Après avoir accouché de mon fils en 2019, j’allaitais et dormais très peu, ce qui compliquait ma vie, socialement et professionnellement. Je ne voyais jamais mes amis parce que j’avais trop peur de confier mon fils à des nounous. Je ne m’étais pas rendu compte que j’avais perdu beaucoup de poids pendant cette période éprouvante.

Un jour, alors que j’étais à peine réveillée et que je portais une robe tachée de lait, quelqu’un m’a dit: “Tu es magnifique! Tu as perdu tout le poids pris pendant la grossesse et plus encore!” J’avais maigri, non pas délibérément, mais parce que je souffrais émotionnellement et physiquement. Je ne mangeais et ne dormais pas assez, j’étais déprimée, mais les autres interprétaient ma perte de poids comme une réussite.

J’ai accepté le compliment parce qu’il est difficile d’expliquer en deux mots pourquoi ce genre de commentaire est déplacé, mais il a réveillé la personne en moi qui avait été obsédée par son poids avant la thérapie. Même après la guérison, je me sentais encouragée.

Autre raison pour laquelle vous ne devriez pas féliciter quelqu’un d’avoir perdu du poids: la personne est peut-être en cours de guérison et ce compliment anéantit ses efforts. Moi qui avais torturé mon corps pendant des années pour être considérée comme une belle femme, je n’avais pas besoin d’être encouragée. J’avais besoin d’une sieste.

Et si la personne que vous félicitez souffre toujours d’un trouble alimentaire et a besoin d’aide plutôt que d’encouragements?

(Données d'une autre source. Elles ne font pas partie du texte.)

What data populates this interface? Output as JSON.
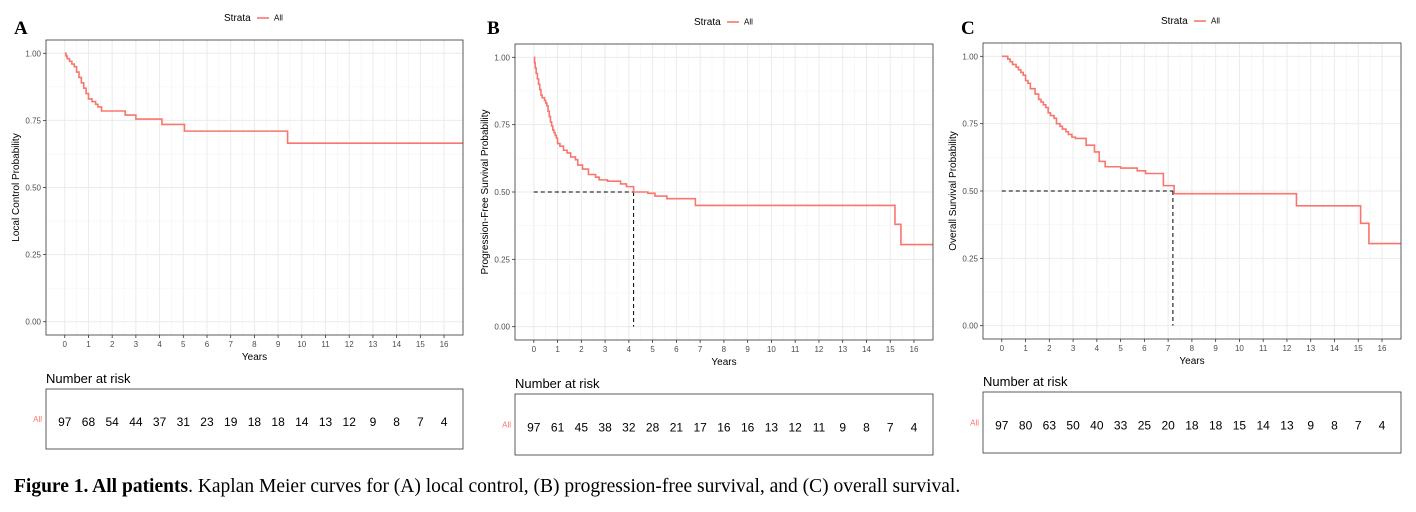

À la fin de mon adolescence, alors que je me débattais avec mes troubles du comportement alimentaire, une professeure m’a interpellée dans le couloir pour me confier que mes camarades de classe trouvaient que j’étais devenue très belle et m’a affirmé que je devais être fière d’avoir atteint mon poids idéal.

Ce qu’elle ne savait pas, c’est que je ne consommais que 500 calories par jour, que je mâchais des chewing-gums sans sucre pour éviter la faim, que j’étais toujours au bord de l’évanouissement et que mes règles s’étaient arrêtées six mois auparavant parce que j’étais sous-alimentée. Je n’avais pas besoin qu’on encourage ma maladie. J’avais besoin qu’on me sauve de moi-même.

Article initialement publié sur le site du Huffpost américain.